Well, I’m trying to randomly initialise (or set) the last few conv layers whilst keeping them frozen. However, I am also considering keeping the batch norm layers frozen with the previous ImageNet values rather than also randomly generating those values. I’m just curious to see if this would have an impact during training.
Also, this has made me think, wen resetting the parameters, how would I keep them frozen.
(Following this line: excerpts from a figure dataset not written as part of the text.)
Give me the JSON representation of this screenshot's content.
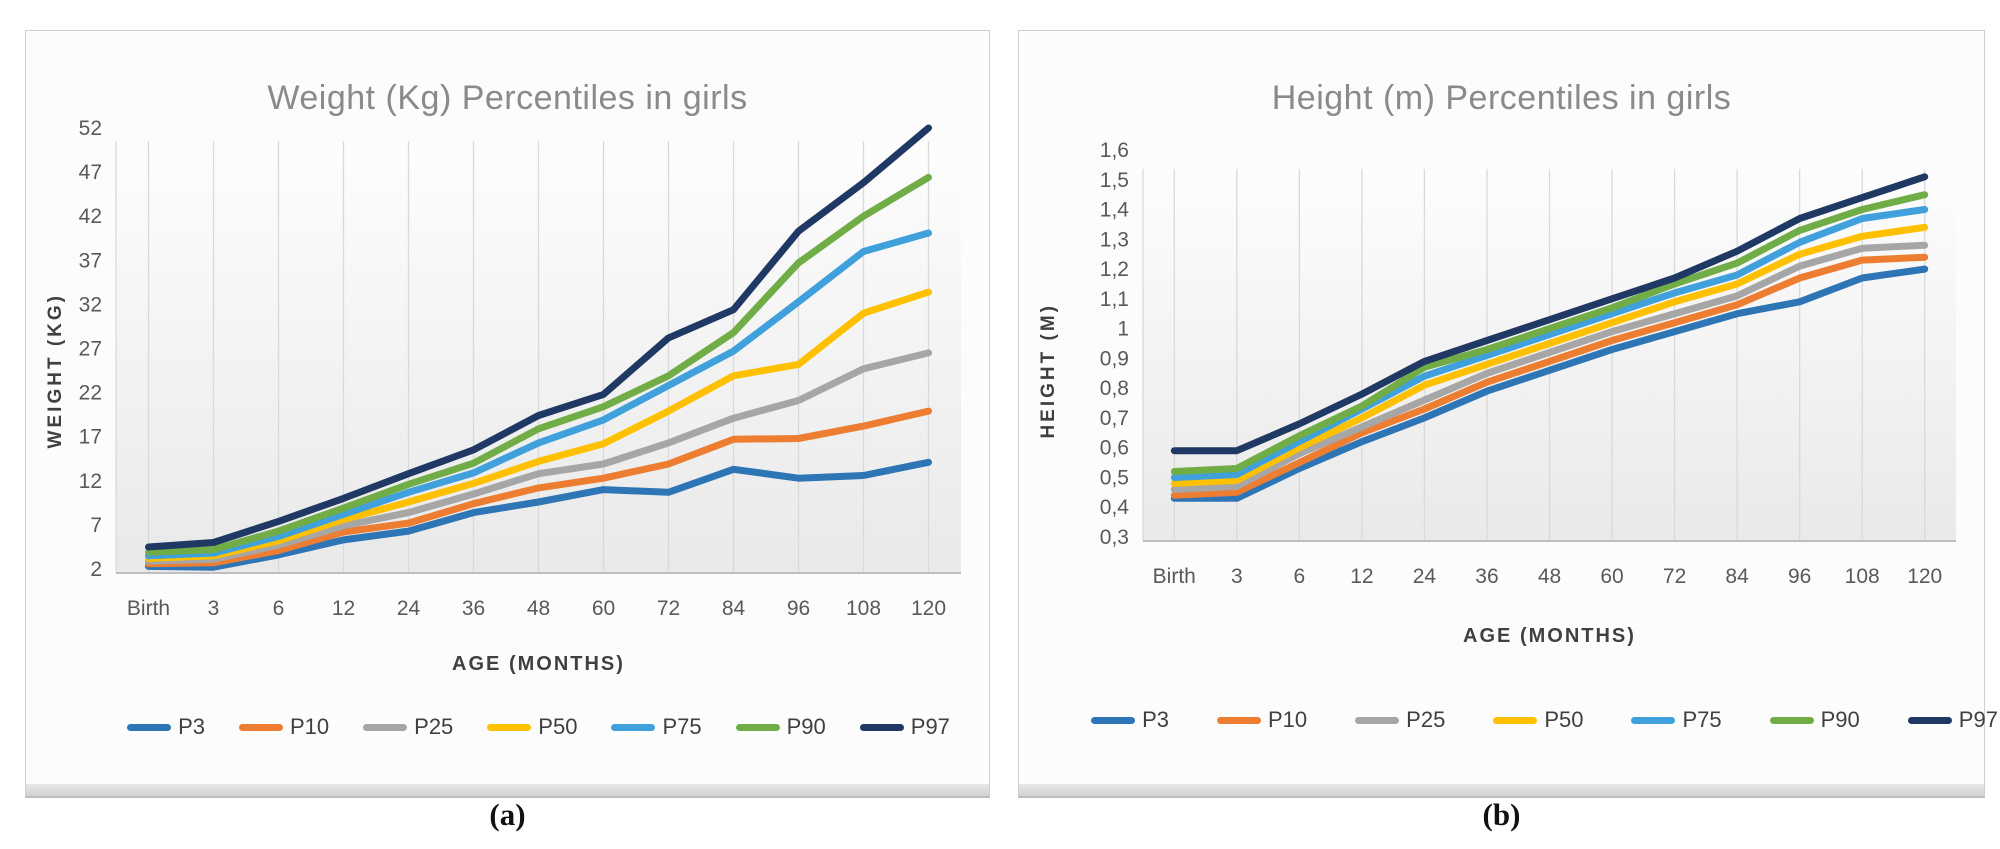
{
  "captions": [
    "(a)",
    "(b)"
  ],
  "colors": {
    "grid": "#d9d9d9",
    "axis_line": "#bfbfbf",
    "tick_text": "#595959",
    "axis_title_text": "#404040",
    "chart_title_text": "#8a8a8a",
    "panel_border": "#cfcfcf",
    "plot_gradient_top": "#fdfdfd",
    "plot_gradient_bottom": "#e9e9e9"
  },
  "chart_data": [
    {
      "type": "line",
      "title": "Weight (Kg) Percentiles in girls",
      "xlabel": "AGE (MONTHS)",
      "ylabel": "WEIGHT (KG)",
      "categories": [
        "Birth",
        "3",
        "6",
        "12",
        "24",
        "36",
        "48",
        "60",
        "72",
        "84",
        "96",
        "108",
        "120"
      ],
      "y_tick_labels": [
        "52",
        "47",
        "42",
        "37",
        "32",
        "27",
        "22",
        "17",
        "12",
        "7",
        "2"
      ],
      "ylim": [
        2,
        52
      ],
      "grid": "vertical-only",
      "legend_position": "bottom",
      "series": [
        {
          "name": "P3",
          "color": "#2e75b6",
          "values": [
            2.3,
            2.2,
            3.6,
            5.3,
            6.3,
            8.4,
            9.6,
            11.0,
            10.7,
            13.3,
            12.3,
            12.6,
            14.1
          ]
        },
        {
          "name": "P10",
          "color": "#ed7d31",
          "values": [
            2.6,
            2.7,
            4.1,
            6.2,
            7.2,
            9.4,
            11.2,
            12.3,
            13.9,
            16.7,
            16.8,
            18.2,
            19.9
          ]
        },
        {
          "name": "P25",
          "color": "#a6a6a6",
          "values": [
            2.9,
            3.1,
            4.7,
            6.9,
            8.4,
            10.5,
            12.8,
            13.9,
            16.3,
            19.1,
            21.1,
            24.7,
            26.5
          ]
        },
        {
          "name": "P50",
          "color": "#ffc000",
          "values": [
            3.2,
            3.5,
            5.2,
            7.6,
            9.6,
            11.7,
            14.2,
            16.2,
            19.9,
            23.9,
            25.2,
            31.0,
            33.4
          ]
        },
        {
          "name": "P75",
          "color": "#3fa0dc",
          "values": [
            3.5,
            3.8,
            5.7,
            8.2,
            10.7,
            12.9,
            16.3,
            18.9,
            22.8,
            26.7,
            32.3,
            38.0,
            40.1
          ]
        },
        {
          "name": "P90",
          "color": "#70ad47",
          "values": [
            3.9,
            4.2,
            6.3,
            8.9,
            11.6,
            14.0,
            17.9,
            20.4,
            23.9,
            28.8,
            36.7,
            42.0,
            46.4
          ]
        },
        {
          "name": "P97",
          "color": "#1f3864",
          "values": [
            4.5,
            5.0,
            7.4,
            10.0,
            12.8,
            15.5,
            19.4,
            21.8,
            28.2,
            31.4,
            40.3,
            45.8,
            52.0
          ]
        }
      ]
    },
    {
      "type": "line",
      "title": "Height (m) Percentiles in girls",
      "xlabel": "AGE (MONTHS)",
      "ylabel": "HEIGHT (M)",
      "categories": [
        "Birth",
        "3",
        "6",
        "12",
        "24",
        "36",
        "48",
        "60",
        "72",
        "84",
        "96",
        "108",
        "120"
      ],
      "y_tick_labels": [
        "1,6",
        "1,5",
        "1,4",
        "1,3",
        "1,2",
        "1,1",
        "1",
        "0,9",
        "0,8",
        "0,7",
        "0,6",
        "0,5",
        "0,4",
        "0,3"
      ],
      "ylim": [
        0.3,
        1.6
      ],
      "grid": "vertical-only",
      "legend_position": "bottom",
      "series": [
        {
          "name": "P3",
          "color": "#2e75b6",
          "values": [
            0.43,
            0.43,
            0.53,
            0.62,
            0.7,
            0.79,
            0.86,
            0.93,
            0.99,
            1.05,
            1.09,
            1.17,
            1.2
          ]
        },
        {
          "name": "P10",
          "color": "#ed7d31",
          "values": [
            0.44,
            0.45,
            0.55,
            0.65,
            0.73,
            0.82,
            0.89,
            0.96,
            1.02,
            1.08,
            1.17,
            1.23,
            1.24
          ]
        },
        {
          "name": "P25",
          "color": "#a6a6a6",
          "values": [
            0.46,
            0.47,
            0.58,
            0.67,
            0.76,
            0.85,
            0.92,
            0.99,
            1.05,
            1.11,
            1.21,
            1.27,
            1.28
          ]
        },
        {
          "name": "P50",
          "color": "#ffc000",
          "values": [
            0.48,
            0.49,
            0.6,
            0.7,
            0.81,
            0.88,
            0.95,
            1.02,
            1.09,
            1.15,
            1.25,
            1.31,
            1.34
          ]
        },
        {
          "name": "P75",
          "color": "#3fa0dc",
          "values": [
            0.5,
            0.51,
            0.62,
            0.73,
            0.84,
            0.91,
            0.98,
            1.05,
            1.12,
            1.18,
            1.29,
            1.37,
            1.4
          ]
        },
        {
          "name": "P90",
          "color": "#70ad47",
          "values": [
            0.52,
            0.53,
            0.64,
            0.74,
            0.87,
            0.93,
            1.0,
            1.07,
            1.15,
            1.22,
            1.33,
            1.4,
            1.45
          ]
        },
        {
          "name": "P97",
          "color": "#1f3864",
          "values": [
            0.59,
            0.59,
            0.68,
            0.78,
            0.89,
            0.96,
            1.03,
            1.1,
            1.17,
            1.26,
            1.37,
            1.44,
            1.51
          ]
        }
      ]
    }
  ]
}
I’m not sure if the above solution does that .
Ah ok, so would this be sufficient to keep the later modified layers “frozen” at a random initialisation rather than ImageNet values?:
for param in model.parameters():
param.requires_grad = False
submodules = model.features[-2:]
for module in submodules.modules():
if hasattr(module, "reset_parameters"):
module.reset_parameters()
num_ftrs = model.classifier.in_features
model.classifier = torch.nn.Linear(num_ftrs,2)
Ok, apologies I don’t think I made myself clear here.
I want to create a feature extractor and so only train the classifier layers, and freeze the preceding feature extractor layers. However, I would like to randomly initialise and freeze the layers in the last two blocks of the feature extractor and only keep ImageNet values for the layers before these blocks.
I’m just wondering if adding this code after freezing all layers, unfreezes the last two blocks:
for module in submodules.modules():
if hasattr(module, "reset_parameters"):
module.reset_parameters()
I’m assuming that despite resetting parameters, they are still frozen apart from the classifier.
Calling reset_parameters() will manipulate the parameters inplace and will thus not change any attributes. If you’ve frozen these parameters before, they should still be frozen.
However, you can use my code snippets to easily verify it by printing the .requires_grad attribute afterwards.